Open file in Django app

Question

I want to open a file from a Django app using open(). The problem is that open() seems to use whatever directory from which I run the runserver command as the root.

E.g. if I run the server from a directory called foo like this

$pwd
/Users/foo
$python myapp/manage.py runserver

open() uses foo as the root directory.

If I do this instead

$cd myapp
$pwd
/Users/foo/myapp
$python manage.py runserver

myapp will be the root.

Let's say my folder structure looks like this

foo/myapp/anotherapp

I would like to be able to open a file located at foo/myapp/anotherapp from a script also located at foo/myapp/anotherapp simply by saying

file = open('./baz.txt')

Now, depending on where I run the server from, I have to say either

file = open('./myapp/anotherapp/baz.txt')

or

file = open('./anotherapp/baz.txt')

Answer 1

The solution has been described in the Favorite Django Tips&Tricks question. The solution is as follows:

import os
module_dir = os.path.dirname(__file__)  # get current directory
file_path = os.path.join(module_dir, 'baz.txt')

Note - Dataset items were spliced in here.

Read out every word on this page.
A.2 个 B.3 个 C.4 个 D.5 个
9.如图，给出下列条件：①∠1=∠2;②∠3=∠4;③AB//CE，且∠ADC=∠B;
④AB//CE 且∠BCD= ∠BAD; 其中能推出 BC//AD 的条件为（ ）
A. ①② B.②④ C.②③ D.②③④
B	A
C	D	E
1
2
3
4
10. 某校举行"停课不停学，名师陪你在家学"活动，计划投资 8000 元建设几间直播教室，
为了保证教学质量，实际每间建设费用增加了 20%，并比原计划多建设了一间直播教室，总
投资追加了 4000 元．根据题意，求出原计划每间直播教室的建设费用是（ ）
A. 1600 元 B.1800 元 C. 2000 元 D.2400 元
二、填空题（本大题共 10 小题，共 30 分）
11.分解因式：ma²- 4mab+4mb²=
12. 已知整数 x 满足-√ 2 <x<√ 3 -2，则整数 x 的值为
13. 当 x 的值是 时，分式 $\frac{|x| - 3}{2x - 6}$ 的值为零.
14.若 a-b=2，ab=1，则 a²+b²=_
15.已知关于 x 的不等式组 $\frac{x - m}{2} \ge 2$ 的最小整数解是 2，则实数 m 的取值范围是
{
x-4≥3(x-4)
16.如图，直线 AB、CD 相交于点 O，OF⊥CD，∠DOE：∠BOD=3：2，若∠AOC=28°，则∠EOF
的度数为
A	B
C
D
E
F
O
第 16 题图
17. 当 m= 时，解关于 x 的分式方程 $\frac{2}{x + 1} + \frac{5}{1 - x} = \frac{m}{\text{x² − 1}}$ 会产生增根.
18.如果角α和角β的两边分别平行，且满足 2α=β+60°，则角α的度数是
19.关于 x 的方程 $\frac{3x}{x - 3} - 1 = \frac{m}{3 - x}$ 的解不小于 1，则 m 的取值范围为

Which does exactly what you mentioned.

Ps. Please do not overwrite file variable, it is one of the builtins.

Answer 2

I had a similar case. From inside my views.py I needed to open a file sitting in a directory at the same level of my app:

-- myapp
 -- views.py     # Where I need to open the file
-- testdata
 -- test.txt     # File to be opened

To solve I used the BASE_DIR settings variable to reference the project path as follows

...
from django.conf import settings
...

file_path = os.path.join(settings.BASE_DIR, 'testdata/test.txt')

Answer 3

I think I found the answer through another stack overflow question (yes, I did search before asking...)

I now do this

pwd = os.path.dirname(__file__)
file = open(pwd + '/baz.txt')